The overview will be incomplete if not to demonstrate the Contract API from the point of view of the server developer. Consider a situation in which a developer needs to implement a handler for the same ban-management.create-ban.v1 contract.
from platform_server import BlockingServer, handler class CustomServer(BlockingServer): @handler('ban-management.create-ban.v1') def handle_create_ban(self, params, context): response = do_some_usefull_job(params) return response d = CustomServer(app_id="server", amqp_url=AMQP_URL, contracts_path=CONTRACTS_PATH) d.serve()

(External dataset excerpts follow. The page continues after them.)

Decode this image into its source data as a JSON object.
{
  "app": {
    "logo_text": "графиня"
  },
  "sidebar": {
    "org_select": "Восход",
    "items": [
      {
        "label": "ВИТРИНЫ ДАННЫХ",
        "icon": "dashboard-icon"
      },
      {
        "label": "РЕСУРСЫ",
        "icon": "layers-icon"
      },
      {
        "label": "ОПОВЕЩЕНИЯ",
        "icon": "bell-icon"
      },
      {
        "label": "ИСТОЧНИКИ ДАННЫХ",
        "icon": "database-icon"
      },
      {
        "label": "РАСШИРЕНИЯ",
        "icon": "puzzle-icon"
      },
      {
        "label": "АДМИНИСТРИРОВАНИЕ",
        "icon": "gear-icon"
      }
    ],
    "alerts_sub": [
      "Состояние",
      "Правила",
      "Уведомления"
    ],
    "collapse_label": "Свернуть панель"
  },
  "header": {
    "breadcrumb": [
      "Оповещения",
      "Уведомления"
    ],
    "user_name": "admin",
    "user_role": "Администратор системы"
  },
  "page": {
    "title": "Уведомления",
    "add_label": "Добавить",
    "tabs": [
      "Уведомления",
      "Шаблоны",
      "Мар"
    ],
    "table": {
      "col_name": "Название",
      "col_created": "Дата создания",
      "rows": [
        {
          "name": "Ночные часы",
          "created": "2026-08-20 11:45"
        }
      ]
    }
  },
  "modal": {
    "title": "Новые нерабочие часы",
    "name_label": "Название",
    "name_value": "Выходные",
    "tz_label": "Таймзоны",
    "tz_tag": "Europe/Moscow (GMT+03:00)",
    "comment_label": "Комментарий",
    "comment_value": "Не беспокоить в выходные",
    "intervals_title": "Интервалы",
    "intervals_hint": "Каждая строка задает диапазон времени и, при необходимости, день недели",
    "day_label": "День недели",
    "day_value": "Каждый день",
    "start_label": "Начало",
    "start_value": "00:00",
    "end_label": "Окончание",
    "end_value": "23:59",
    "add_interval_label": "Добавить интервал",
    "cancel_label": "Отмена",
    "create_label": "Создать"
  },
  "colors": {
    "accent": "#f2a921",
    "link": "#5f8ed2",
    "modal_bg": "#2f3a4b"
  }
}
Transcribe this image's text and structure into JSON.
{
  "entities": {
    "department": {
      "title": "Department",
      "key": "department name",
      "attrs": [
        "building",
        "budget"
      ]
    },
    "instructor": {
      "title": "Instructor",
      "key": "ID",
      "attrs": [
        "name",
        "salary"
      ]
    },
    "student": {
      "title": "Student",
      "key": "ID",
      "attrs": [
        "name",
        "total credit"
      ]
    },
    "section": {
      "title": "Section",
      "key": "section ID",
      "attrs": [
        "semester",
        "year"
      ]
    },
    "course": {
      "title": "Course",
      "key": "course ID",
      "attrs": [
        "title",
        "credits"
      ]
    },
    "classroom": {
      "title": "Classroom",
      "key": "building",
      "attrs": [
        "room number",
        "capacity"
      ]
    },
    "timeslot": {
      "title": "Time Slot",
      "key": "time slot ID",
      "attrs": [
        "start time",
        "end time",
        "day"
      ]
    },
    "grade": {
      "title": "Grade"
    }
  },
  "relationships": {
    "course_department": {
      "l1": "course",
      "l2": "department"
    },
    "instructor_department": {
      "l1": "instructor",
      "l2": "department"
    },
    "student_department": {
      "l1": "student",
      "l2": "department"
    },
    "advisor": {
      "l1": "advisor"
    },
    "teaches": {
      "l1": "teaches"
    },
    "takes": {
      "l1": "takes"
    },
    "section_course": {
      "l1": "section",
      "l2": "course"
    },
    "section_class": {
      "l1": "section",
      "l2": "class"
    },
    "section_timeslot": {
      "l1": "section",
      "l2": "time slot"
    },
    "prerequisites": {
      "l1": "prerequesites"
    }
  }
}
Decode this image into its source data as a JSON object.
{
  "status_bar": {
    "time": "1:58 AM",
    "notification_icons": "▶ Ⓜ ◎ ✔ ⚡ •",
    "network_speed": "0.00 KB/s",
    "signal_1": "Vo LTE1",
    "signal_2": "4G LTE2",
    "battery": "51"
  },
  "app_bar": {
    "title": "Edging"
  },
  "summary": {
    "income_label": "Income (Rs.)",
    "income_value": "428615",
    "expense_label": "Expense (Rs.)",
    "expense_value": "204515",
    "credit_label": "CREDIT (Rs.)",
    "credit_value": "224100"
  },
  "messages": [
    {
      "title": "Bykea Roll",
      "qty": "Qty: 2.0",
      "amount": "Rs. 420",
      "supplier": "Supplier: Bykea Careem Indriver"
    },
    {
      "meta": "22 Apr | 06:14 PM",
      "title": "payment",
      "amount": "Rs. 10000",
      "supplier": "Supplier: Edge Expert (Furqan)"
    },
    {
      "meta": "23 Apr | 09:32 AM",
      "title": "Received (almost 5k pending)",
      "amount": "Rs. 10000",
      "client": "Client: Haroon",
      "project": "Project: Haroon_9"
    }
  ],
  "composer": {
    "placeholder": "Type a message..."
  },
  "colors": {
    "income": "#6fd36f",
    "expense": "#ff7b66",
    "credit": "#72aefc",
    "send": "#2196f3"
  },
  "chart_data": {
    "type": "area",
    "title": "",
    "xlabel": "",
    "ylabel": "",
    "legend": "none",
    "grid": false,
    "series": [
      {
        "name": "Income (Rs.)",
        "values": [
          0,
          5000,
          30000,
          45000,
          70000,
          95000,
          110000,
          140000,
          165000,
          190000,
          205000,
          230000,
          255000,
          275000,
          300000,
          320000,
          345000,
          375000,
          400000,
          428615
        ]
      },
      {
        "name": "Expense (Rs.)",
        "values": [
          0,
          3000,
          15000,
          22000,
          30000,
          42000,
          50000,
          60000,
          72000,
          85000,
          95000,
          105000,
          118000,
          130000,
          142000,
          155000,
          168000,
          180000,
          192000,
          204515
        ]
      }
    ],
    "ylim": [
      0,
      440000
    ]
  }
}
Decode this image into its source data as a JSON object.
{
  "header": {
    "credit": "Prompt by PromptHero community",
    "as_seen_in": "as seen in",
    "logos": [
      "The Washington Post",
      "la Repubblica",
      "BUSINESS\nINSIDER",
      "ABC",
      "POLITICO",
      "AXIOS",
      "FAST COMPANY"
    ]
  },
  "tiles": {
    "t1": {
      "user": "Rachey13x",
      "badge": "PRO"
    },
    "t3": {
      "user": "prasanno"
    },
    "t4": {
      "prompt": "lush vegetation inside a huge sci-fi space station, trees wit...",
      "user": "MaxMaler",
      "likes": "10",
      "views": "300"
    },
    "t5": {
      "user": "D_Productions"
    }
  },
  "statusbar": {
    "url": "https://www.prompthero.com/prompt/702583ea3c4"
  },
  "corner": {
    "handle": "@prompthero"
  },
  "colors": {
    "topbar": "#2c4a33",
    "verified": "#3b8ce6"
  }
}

This code will be enough to start servicing the specified contract. The server library will unpack and check the parameters of the request for correctness, and then call the contract handler with the request parameters already ready for processing. Thus, the server developer is protected by the library, which, in case of receiving incorrect request parameters, will send a validation error to the client and register the fact of the problem.
Due to the fact that the Contract API is implemented on the basis of events, we are able to go beyond the Query / Response scenario and implement a wider range of interservice interactions.
For example:
- make a request and forget (without waiting for an answer)
- make requests to several contracts simultaneously (even without using the event loop)
- make a request and get answers at once from several handlers (if provided for by the integration script)
- register the response handler (it works if the contract handler has reported completion, accepts the result of the contract handler, that is, his answer)
And this is not a complete list of scenarios that can be expressed through an event-based interaction model. This is a list of those that we are currently using.
Instead of conclusion
We have been using the Contract API for several years. Therefore, it is not possible to talk about all the scenarios for its use in a single review article. For the same reason, I did not overload the article with technical details. She already turned out quite voluminous. Ask questions, and I will try to answer them right in the comments. If any topic is particularly interesting, it will be possible to reveal it in more detail in a separate article.